08.06.2011

Pornokino

Pornokino, Sexkino, Pärchenkino, Erotikkino

Pornokinos, oft auch als Erotikkino, Sexkino oder Pärchenkino bezeichnet, sind in vielen deutschen Städten zu finden. Sie werden als eigenständige Einrichtung betrieben, sind vielfach aber auch mit Erotikshops, Videokabinen und ähnlichen Angeboten kombiniert.

Wie der Name Pornokino bereits andeutet, wird das Filmprogramm entweder ausschließlich oder zum weitaus überwiegenden Teil durch Pornos bestimmt. Zutritt zu einem Erotikkino haben nach dem Jugendschutzgesetz ausschließlich Erwachsene.

Pornokinos gibt es in den meisten Großstädten.
Pornokinos gibt es in den meisten Großstädten.
 

Das Pornokino im Wandel der Zeit

Sex und Erotik waren schon früh Themen im Film. Schon um 1900 wurden auf Jahrmärkten so genannte "lebende Bilder" gezeigt. Die ersten erotischen Filme waren relativ kurz und zeigten kaum Pornografie im engeren Sinne, sondern eher Aktaufnahmen und Striptease. In den USA wurde die Darstellung von Sex im Film in den 1920er Jahren verboten, so dass die Pornographie in den Untergrund abgedrängt wurde.

Nach dem Zweiten Weltkrieg wurden in wachsendem Maße Filme produziert, die offiziell der Aufklärung dienen sollten und somit einen legalen Grund für die Darstellung von Nackten hatten. Die sogenannte Sexuelle Revolution ab Ende der 1960er Jahre brachte auch für die Pornografie eine Liberalisierungs- und Legalisierungwelle mit sich. 1968 öffneten in Dänemark erstmals wieder legale Pornokinos und in den USA ist die Veröffentlichung von Pornografie seit 1972 wieder zulässig. Einige Filme aus diesen Jahren wie zum Beispiel Deep Throat, Behind the Green Door oder auch The Devil in Miss Jones gelten bis heute als Meilensteine des Genres.

Sexkinos in Deutschland

Auch in Deutschland entstanden nach und nach Sexkinos, nachdem es mit dem 1975 in Kraft getretenen neuen Sexualstrafrecht auch zu einer teilweisen Legalisierung von Pornografie gekommen war. Anfangs wurden vor allem amerikanische und dänische Filme gezeigt, später folgten dann mehr und mehr auch deutsche Produktionen.
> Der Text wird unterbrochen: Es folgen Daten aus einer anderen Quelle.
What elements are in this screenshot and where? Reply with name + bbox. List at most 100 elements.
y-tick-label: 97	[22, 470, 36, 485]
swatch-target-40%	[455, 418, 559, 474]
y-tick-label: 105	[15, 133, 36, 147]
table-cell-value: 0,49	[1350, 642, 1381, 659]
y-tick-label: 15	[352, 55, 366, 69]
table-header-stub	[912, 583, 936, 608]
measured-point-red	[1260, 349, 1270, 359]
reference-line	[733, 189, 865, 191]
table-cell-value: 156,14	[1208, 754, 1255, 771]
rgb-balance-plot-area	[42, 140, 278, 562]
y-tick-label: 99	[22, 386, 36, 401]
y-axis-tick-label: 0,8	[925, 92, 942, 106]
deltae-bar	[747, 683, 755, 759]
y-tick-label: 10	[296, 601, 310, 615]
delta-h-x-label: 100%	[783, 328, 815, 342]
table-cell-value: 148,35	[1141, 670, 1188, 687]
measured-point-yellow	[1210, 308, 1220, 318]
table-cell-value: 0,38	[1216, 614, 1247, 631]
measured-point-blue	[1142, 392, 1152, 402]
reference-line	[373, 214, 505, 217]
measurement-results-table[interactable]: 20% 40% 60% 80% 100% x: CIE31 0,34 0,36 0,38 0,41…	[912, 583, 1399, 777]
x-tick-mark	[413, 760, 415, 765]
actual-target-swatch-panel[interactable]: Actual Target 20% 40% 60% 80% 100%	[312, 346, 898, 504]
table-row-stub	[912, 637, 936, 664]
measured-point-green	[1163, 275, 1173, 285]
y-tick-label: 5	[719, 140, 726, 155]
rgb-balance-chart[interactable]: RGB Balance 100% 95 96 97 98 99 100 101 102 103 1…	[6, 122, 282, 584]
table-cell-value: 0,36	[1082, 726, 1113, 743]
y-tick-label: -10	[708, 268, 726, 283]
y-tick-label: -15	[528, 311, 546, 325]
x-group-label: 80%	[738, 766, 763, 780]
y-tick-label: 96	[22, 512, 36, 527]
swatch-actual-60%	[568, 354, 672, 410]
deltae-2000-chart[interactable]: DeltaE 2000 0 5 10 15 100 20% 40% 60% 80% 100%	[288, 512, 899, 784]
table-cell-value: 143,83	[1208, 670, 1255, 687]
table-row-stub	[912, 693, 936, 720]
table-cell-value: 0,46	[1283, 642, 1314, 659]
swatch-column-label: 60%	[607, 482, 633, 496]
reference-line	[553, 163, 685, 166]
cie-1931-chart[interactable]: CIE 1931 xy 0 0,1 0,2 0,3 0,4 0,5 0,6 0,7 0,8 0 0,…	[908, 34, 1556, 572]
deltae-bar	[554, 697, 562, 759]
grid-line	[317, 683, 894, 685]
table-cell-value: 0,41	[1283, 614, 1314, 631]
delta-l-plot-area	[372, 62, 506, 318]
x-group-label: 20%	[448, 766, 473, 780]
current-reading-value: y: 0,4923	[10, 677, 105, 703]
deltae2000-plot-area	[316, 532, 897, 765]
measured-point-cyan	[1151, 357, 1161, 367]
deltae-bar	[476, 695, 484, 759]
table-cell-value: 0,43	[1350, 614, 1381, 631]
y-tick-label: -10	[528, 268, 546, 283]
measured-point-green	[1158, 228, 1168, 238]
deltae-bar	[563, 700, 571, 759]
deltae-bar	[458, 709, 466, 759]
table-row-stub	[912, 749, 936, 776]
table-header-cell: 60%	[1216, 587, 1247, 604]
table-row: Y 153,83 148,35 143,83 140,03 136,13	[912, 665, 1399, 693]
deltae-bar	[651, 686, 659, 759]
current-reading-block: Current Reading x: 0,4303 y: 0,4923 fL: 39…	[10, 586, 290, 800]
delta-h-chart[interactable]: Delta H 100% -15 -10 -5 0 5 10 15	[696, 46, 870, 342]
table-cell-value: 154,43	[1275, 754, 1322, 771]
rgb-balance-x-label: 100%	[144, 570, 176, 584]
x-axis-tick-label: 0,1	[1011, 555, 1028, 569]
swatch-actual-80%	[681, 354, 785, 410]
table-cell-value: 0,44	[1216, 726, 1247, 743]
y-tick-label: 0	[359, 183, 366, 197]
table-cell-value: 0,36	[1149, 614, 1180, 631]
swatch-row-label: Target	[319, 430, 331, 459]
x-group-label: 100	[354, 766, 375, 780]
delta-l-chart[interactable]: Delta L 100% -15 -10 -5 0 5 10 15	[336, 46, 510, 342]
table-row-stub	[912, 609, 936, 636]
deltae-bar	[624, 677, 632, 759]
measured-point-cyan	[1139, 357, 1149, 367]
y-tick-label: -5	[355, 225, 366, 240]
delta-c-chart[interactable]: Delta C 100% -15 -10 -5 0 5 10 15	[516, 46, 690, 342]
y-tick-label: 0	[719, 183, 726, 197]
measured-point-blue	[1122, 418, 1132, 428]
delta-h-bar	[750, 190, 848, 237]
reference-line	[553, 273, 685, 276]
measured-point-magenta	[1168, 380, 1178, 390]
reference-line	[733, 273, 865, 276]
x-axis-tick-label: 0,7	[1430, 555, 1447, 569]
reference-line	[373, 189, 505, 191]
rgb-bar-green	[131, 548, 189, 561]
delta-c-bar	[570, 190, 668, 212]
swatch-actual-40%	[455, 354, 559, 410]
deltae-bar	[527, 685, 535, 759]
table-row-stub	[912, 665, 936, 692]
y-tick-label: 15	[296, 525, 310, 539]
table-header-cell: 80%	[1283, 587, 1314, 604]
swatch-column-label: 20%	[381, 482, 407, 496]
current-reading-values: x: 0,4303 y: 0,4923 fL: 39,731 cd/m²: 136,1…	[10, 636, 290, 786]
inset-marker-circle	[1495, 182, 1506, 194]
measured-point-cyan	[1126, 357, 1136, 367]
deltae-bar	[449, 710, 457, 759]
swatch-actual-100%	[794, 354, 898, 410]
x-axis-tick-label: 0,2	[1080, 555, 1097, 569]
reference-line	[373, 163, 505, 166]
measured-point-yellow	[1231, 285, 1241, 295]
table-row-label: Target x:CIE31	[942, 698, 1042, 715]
Mit dem Aufkommen der Erotikinos verschwanden die bis dahin sehr beliebten Soft-Sexfilme aus dem herkömmlichen Kino. Wer Erotik sehen wollte, ging nun lieber ins Pärchenkino. Die bundesweite Verbreitung von Videotheken mit eigenen Erotik-Abteilungen seit den 1980er Jahren und später auch die stark zunehmende Verfügbarkeit von Pornofilmen und -fotos auf DVD und im Internet haben dazu geführt, dass inzwischen so manches Pärchenkino aufgegeben wurde.

Pornokinos als Teil von Swingerclubs

Ganz aussterben werden sie aber wohl nicht. Denn viele Betreiber passen ihr Kino an die veränderten Bedürfnisse ihrer Kunden an. Oft ist ein Kino heute auch direkt mit einem Bordell oder mit einem Swingerclub verbunden und dient dann - als Alternative zur Bar - auch zur Anbahnung von Kontakten, die dann in den dazugehörigen Separées vertieft werden können.